I’ve been playing the past year with a Cleveland Hi-Bore model 3-wood that I picked up used at Roger Dunn at a nice price because it was a somewhat outdated design. I liked the feel, shape and weight of it and have enjoyed having it in my bag, though my eyes were always still open for a 3-wood that might help me get a little more distance, forgiveness and accuracy. So naturally, I took notice when the RBZ 3-wood came out with such fanfare and appeared to be the “magic bullet,” as it were.
I hit some demo models of the RBZ 3-wood on various visits to Golfsmith and Roger Dunn, but you never can really tell the real “feel” or performance of a club from hitting off mats and into netting. It never really felt so amazing that I “had to have it” and the price point was way up there, so I really didn’t give it much consideration. Also, I’m still not a big fan of the white-headed clubs, so that helped me stay away from it.
However, recently the prices have been coming down significantly on the RBZ items (usually meaning the manufacturer has more new models coming out soon). I had also noticed more and more mid- and high-handicappers I know carrying both the RBZ model driver and fairway wood in their bags and saying nothing but positive things. So I decided to take one more look at the RBZ 3-wood, and if I liked that, I may consider getting the driver as well.

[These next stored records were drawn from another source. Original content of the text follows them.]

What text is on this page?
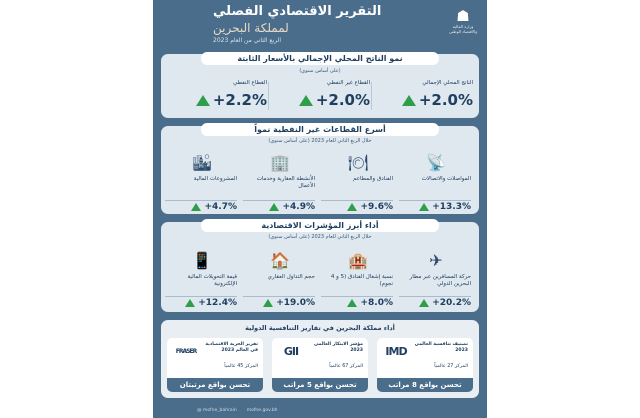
☗
وزارة المالية والاقتصاد الوطني
التقرير الاقتصادي الفصلي
لمملكة البحرين
الربع الثاني من العام 2023
نمو الناتج المحلي الإجمالي بالأسعار الثابتة
(على أساس سنوي)
الناتج المحلي الإجمالي
+2.0%
القطاع غير النفطي
+2.0%
القطاع النفطي
+2.2%
أسرع القطاعات غير النفطية نمواً
خلال الربع الثاني للعام 2023 (على أساس سنوي)
📡
المواصلات والاتصالات
+13.3%
🍽
الفنادق والمطاعم
+9.6%
🏢
الأنشطة العقارية وخدمات الأعمال
+4.9%
🏙
المشروعات المالية
+4.7%
أداء أبرز المؤشرات الاقتصادية
خلال الربع الثاني للعام 2023 (على أساس سنوي)
✈
حركة المسافرين عبر مطار البحرين الدولي
+20.2%
🏨
نسبة إشغال الفنادق (5 و 4 نجوم)
+8.0%
🏠
حجم التداول العقاري
+19.0%
📱
قيمة التحويلات المالية الإلكترونية
+12.4%
أداء مملكة البحرين في تقارير التنافسية الدولية
IMD
تصنيف تنافسية العالمي 2023
المركز 27 عالمياً
تحسن بواقع 8 مراتب
GII
مؤشر الابتكار العالمي 2023
المركز 67 عالمياً
تحسن بواقع 5 مراتب
FRASER
تقرير الحرية الاقتصادية في العالم 2023
المركز 45 عالمياً
تحسن بواقع مرتبتان
@ mofne_bahrain mofne.gov.bh
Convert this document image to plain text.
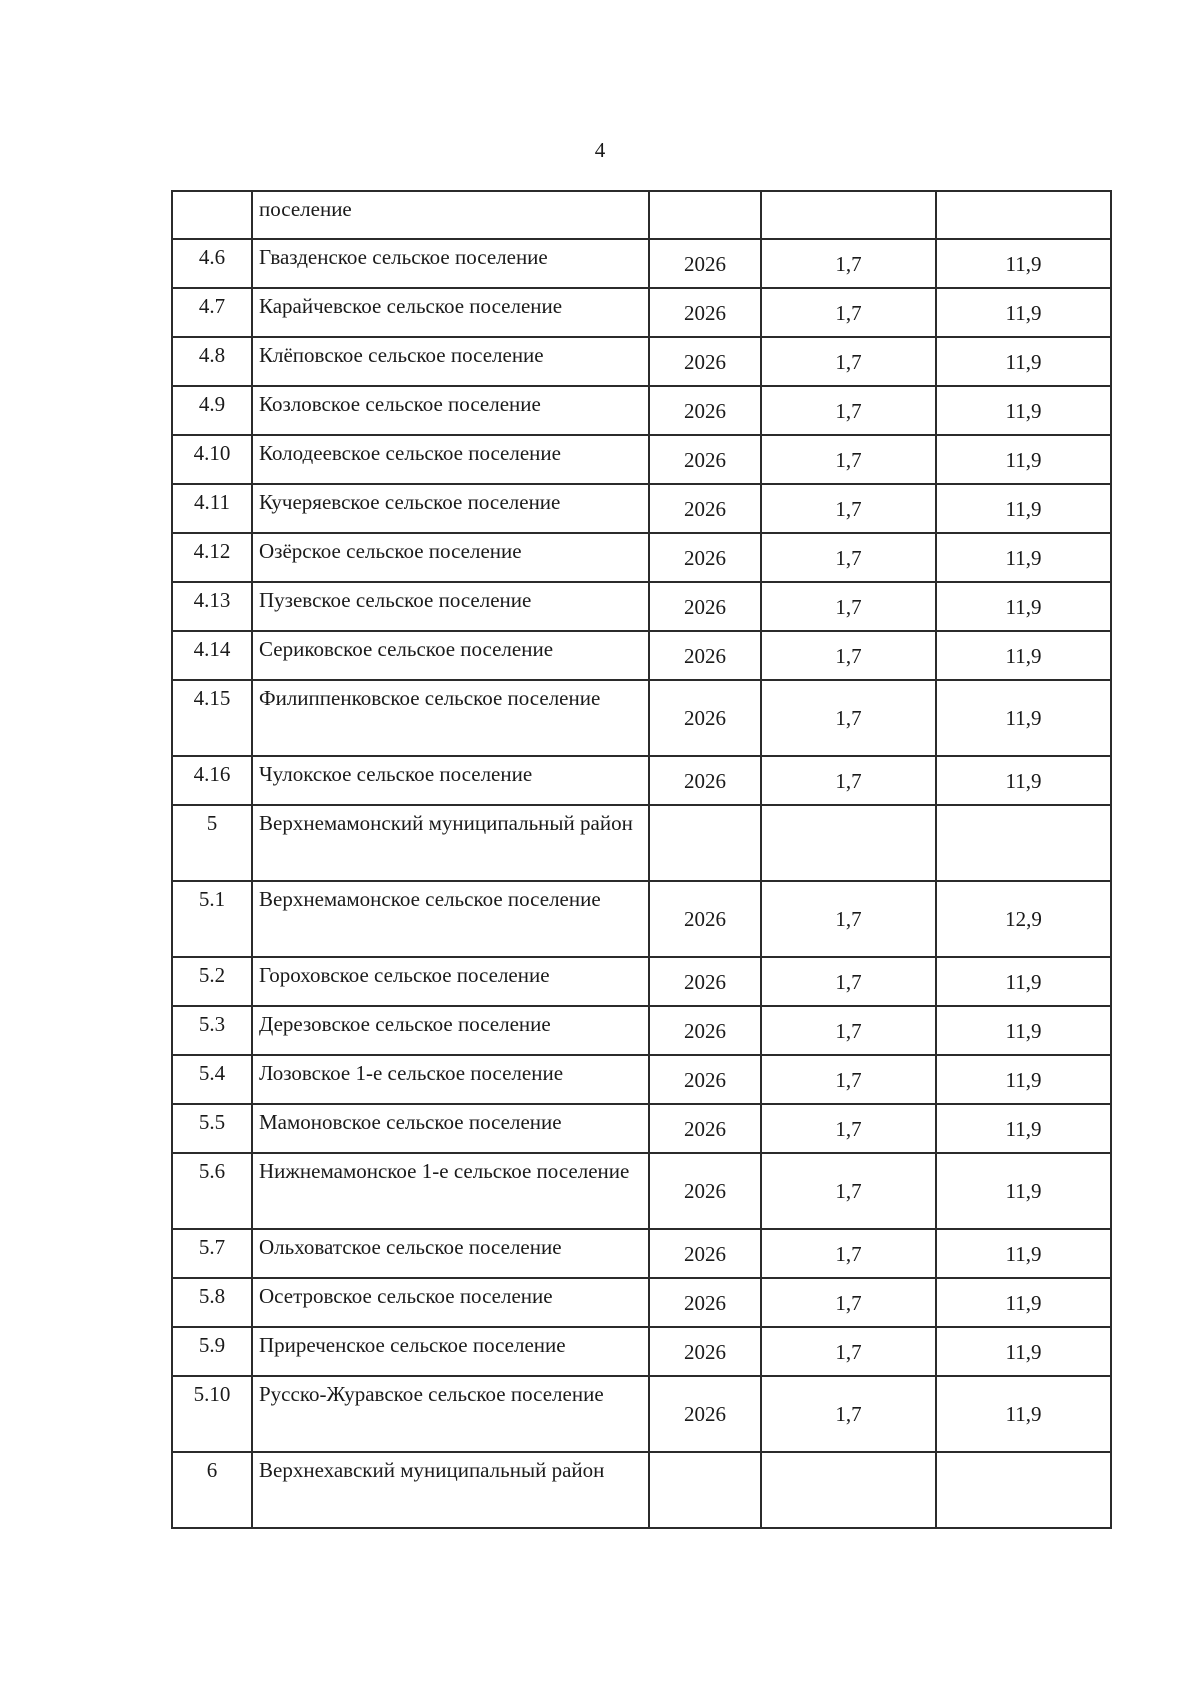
4
	поселение			
4.6	Гвазденское сельское поселение	2026	1,7	11,9
4.7	Карайчевское сельское поселение	2026	1,7	11,9
4.8	Клёповское сельское поселение	2026	1,7	11,9
4.9	Козловское сельское поселение	2026	1,7	11,9
4.10	Колодеевское сельское поселение	2026	1,7	11,9
4.11	Кучеряевское сельское поселение	2026	1,7	11,9
4.12	Озёрское сельское поселение	2026	1,7	11,9
4.13	Пузевское сельское поселение	2026	1,7	11,9
4.14	Сериковское сельское поселение	2026	1,7	11,9
4.15	Филиппенковское сельское поселение	2026	1,7	11,9
4.16	Чулокское сельское поселение	2026	1,7	11,9
5	Верхнемамонский муниципальный район			
5.1	Верхнемамонское сельское поселение	2026	1,7	12,9
5.2	Гороховское сельское поселение	2026	1,7	11,9
5.3	Дерезовское сельское поселение	2026	1,7	11,9
5.4	Лозовское 1-е сельское поселение	2026	1,7	11,9
5.5	Мамоновское сельское поселение	2026	1,7	11,9
5.6	Нижнемамонское 1-е сельское поселение	2026	1,7	11,9
5.7	Ольховатское сельское поселение	2026	1,7	11,9
5.8	Осетровское сельское поселение	2026	1,7	11,9
5.9	Приреченское сельское поселение	2026	1,7	11,9
5.10	Русско-Журавское сельское поселение	2026	1,7	11,9
6	Верхнехавский муниципальный район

A little over a month ago, I went to Golfsmith and found a used one in very nice condition for $129 (they were selling new there for $179). I used it for the first time when I played Journey at Pechanga. Fortunately, they have a great driving range, so I was able to hit it quite a few times before my round. I had mixed results on the range and decent results on the course. I hit a few mediocre shots (not bad, but not any better than my old 3-wood) and one exceptional shot that resulted in a great birdie.
I’ve been playing the RBZ 3-wood since then and, though I’ve hit a few really good shots here and there, I definitely wasn’t getting “17 Yards More.” More like “exactly the same distances.” I found it actually to be less forgiving than my old 3-wood on mis-hit shots from the fairways and rough. And in terms of accuracy, I was getting the same basic ball flight and overall results as my old Cleveland model.

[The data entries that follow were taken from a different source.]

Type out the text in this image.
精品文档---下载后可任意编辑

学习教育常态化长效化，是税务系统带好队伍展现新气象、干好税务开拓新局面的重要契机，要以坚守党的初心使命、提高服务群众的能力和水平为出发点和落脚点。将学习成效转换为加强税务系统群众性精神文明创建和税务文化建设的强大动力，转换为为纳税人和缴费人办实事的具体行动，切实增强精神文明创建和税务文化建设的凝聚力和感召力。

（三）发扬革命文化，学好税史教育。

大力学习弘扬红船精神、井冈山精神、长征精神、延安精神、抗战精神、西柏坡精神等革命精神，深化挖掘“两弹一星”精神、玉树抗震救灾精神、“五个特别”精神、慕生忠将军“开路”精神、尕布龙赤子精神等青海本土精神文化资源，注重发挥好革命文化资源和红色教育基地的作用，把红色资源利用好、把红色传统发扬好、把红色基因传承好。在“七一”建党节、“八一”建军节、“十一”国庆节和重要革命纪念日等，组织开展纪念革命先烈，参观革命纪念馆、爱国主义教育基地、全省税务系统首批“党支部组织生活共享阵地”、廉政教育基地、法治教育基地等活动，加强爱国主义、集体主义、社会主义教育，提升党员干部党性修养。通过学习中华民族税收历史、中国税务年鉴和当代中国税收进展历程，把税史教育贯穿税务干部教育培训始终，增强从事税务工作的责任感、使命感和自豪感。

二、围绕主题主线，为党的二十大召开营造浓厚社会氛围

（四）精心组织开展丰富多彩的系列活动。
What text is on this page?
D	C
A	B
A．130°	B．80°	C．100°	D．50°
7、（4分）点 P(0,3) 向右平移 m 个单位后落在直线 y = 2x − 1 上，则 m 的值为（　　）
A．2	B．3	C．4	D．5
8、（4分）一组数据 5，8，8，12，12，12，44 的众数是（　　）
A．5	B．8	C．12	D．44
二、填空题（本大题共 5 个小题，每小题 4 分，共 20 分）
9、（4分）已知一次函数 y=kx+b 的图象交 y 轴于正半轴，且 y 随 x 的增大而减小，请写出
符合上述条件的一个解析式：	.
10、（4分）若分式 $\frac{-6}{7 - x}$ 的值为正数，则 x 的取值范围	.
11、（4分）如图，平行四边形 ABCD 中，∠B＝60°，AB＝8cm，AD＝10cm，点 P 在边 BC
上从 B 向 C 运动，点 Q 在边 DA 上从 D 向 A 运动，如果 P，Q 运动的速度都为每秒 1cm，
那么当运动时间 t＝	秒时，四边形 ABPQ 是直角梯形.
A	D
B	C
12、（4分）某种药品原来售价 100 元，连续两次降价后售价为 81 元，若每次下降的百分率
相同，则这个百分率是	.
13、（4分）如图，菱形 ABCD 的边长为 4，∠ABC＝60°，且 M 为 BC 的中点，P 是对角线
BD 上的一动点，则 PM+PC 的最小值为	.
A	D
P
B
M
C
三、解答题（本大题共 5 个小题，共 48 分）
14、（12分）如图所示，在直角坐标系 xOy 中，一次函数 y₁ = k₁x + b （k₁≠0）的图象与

One other drawback was the slot on the bottom of the club, which is supposedly key to the RBZ’s additional distance. However, it tends to grab the turf and I kept finding myself using a tee to scrape dirt and grass out the slot after shots. I think this is an issue TaylorMade ultimately realized. I’ve noticed that their new line of RocketBladez irons (which are the first irons to use a similar slot technology) have a little strip of rubber inset to keep the slots from getting clogged with turf.
The RBZ 3-wood is a fine club and I did fine with it. I know many golfers who swear by the RBZ line and have found it to live up to the hype. But for me personally, there was no significant “improvement” as a result of using it and, in the end, it was not worth paying the extra $129 for a club that didn’t perform much differently than the old one. So last week, I returned it. I put the Cleveland back in my bag and it felt great when I hit it again this weekend.
The experiment was worthwhile and ultimately didn’t cost me much, but it just reinforces the truth that it’s not necessarily the equipment that makes a difference. It’s the player. In my opinion, the technology of the so-called “game improvement” clubs may make a significant difference if you are replacing really old equipment. Otherwise, for us amateurs who play at mid- to high-handicap levels, it’s all about finding clubs that you are comfortable with. Any real significant improvement will come from within. If you really want to improve your game, you’re probably better off spending your hard-earned money on lessons and practice!